Application Fiscalonline

Plus d’infos, moins d’impôts ©

Le statut d’auto-entrepreneur a longtemps pris le visage d’un dispositif fiscal et social particulièrement attractif, la simplicité en plus, accessible à tous ceux qui souhaitent entreprendre. C’est fini. De réformes en réformes, de nouvelles taxes ont fait leur apparition effaçant ainsi quelques avantages.

Pour autant, il garde son attractivité dans certaines situations précises.

Juridiquement et fiscalement, la personne qui se déclare auto-entrepreneur crée, une mini entreprise, même si parfois elle n’en a pas conscience.

Une auto-entreprise est en effet, tout simplement une entreprise individuelle de petite taille permettant d’exercer une activité non salariée à titre principal ou complémentaire. Avant de commencer, faites vos comptes pour vérifier s’il s’agit vraiment du statut le plus bénéfique pour entreprendre.

Des contraintes administratives alourdies

Finie la grande simplicité qui a tant séduit.
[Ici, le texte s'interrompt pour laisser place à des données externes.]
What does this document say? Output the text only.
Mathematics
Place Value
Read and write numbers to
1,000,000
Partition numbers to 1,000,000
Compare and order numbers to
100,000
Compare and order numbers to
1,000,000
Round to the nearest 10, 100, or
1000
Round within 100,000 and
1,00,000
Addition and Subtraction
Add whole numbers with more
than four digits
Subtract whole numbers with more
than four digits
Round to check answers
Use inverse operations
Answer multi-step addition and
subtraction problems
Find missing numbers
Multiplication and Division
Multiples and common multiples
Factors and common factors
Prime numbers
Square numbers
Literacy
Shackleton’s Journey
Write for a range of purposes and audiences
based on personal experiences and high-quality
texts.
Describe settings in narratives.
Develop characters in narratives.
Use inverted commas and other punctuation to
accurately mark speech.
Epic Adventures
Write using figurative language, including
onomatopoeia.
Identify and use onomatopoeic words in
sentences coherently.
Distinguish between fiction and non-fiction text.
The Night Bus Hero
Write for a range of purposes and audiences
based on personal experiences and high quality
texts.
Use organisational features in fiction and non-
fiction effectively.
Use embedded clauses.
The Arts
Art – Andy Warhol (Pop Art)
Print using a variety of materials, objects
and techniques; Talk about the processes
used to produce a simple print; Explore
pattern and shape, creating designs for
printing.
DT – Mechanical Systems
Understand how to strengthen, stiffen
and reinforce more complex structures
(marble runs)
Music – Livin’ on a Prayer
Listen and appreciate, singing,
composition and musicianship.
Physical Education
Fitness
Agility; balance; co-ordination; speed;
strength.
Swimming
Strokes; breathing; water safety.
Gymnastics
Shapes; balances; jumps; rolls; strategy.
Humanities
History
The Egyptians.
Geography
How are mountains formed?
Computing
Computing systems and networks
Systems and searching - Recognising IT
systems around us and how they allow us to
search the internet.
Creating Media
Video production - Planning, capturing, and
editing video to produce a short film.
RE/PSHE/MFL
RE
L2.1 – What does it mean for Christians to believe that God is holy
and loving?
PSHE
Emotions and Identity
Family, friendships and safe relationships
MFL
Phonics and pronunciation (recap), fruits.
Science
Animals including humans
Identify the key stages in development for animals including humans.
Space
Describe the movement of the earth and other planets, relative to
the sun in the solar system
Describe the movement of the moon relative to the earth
Pour aller plus loin : Loi Pinel : artisanat, commerce et TPE

Certes, déclarer une activité d’auto-entrepreneur reste facile, mais des obligations administratives supplémentaires ont fait leur apparition.
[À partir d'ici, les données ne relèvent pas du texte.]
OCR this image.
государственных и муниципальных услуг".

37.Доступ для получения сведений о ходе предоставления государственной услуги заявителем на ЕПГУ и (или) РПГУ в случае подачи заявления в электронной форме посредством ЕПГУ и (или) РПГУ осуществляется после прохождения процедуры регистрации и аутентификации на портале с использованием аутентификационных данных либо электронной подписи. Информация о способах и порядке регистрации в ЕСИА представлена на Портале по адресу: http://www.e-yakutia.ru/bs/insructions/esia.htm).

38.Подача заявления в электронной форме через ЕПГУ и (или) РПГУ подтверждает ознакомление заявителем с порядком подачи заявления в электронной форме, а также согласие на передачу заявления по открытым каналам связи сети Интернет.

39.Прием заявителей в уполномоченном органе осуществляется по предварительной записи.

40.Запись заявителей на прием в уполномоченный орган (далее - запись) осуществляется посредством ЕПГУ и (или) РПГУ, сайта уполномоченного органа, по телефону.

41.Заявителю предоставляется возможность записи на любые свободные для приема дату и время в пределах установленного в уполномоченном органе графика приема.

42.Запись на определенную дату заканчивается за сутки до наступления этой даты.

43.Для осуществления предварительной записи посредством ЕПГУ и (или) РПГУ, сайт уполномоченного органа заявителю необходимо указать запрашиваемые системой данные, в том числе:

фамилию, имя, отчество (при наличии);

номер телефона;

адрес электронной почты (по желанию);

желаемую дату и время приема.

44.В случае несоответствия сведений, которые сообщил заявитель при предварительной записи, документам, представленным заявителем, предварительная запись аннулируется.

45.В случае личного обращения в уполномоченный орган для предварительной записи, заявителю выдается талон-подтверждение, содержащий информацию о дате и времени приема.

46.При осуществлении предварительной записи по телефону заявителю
Hier comme aujourd’hui, il est possible de se déclarer auto-entrepreneur en ligne en se connectant à l’un ou l’autre de ces deux sites officiels : www.l’autoentrepreneur.fr puis cliquer sur la rubrique « Adhérer au régime » ou sur www.guichet-entreprises.fr

La déclaration d’activité peut également être réalisée au centre de formalités des entreprises (CFE). Aussitôt que vous faites votre déclaration d’activité, celle-ci est portée automatiquement à la connaissance du RSI (régime social des indépendants pour la retraite), des services fiscaux, de l’Insee pour qu’elle vous délivre un numéro de Siret.

Désormais obligatoire, l’immatriculation au Registre du commerce et des sociétés (RCS) que vous devez effectuer au plus tard dans les 15 jours suivant le début de votre activité, si vous exercez une activité commerciale ou une activité artisanale à titre principal ou complémentaire.

Les auto-entrepreneurs ayant démarré leur activité commerciale ou artisanale avant le 18 décembre 2014 n’avaient pas l’obligation de s’immatriculer au Registre du commerce et des sociétés. Ils ont jusqu’au 31 décembre 2015 pour effectuer cette immatriculation au RCS.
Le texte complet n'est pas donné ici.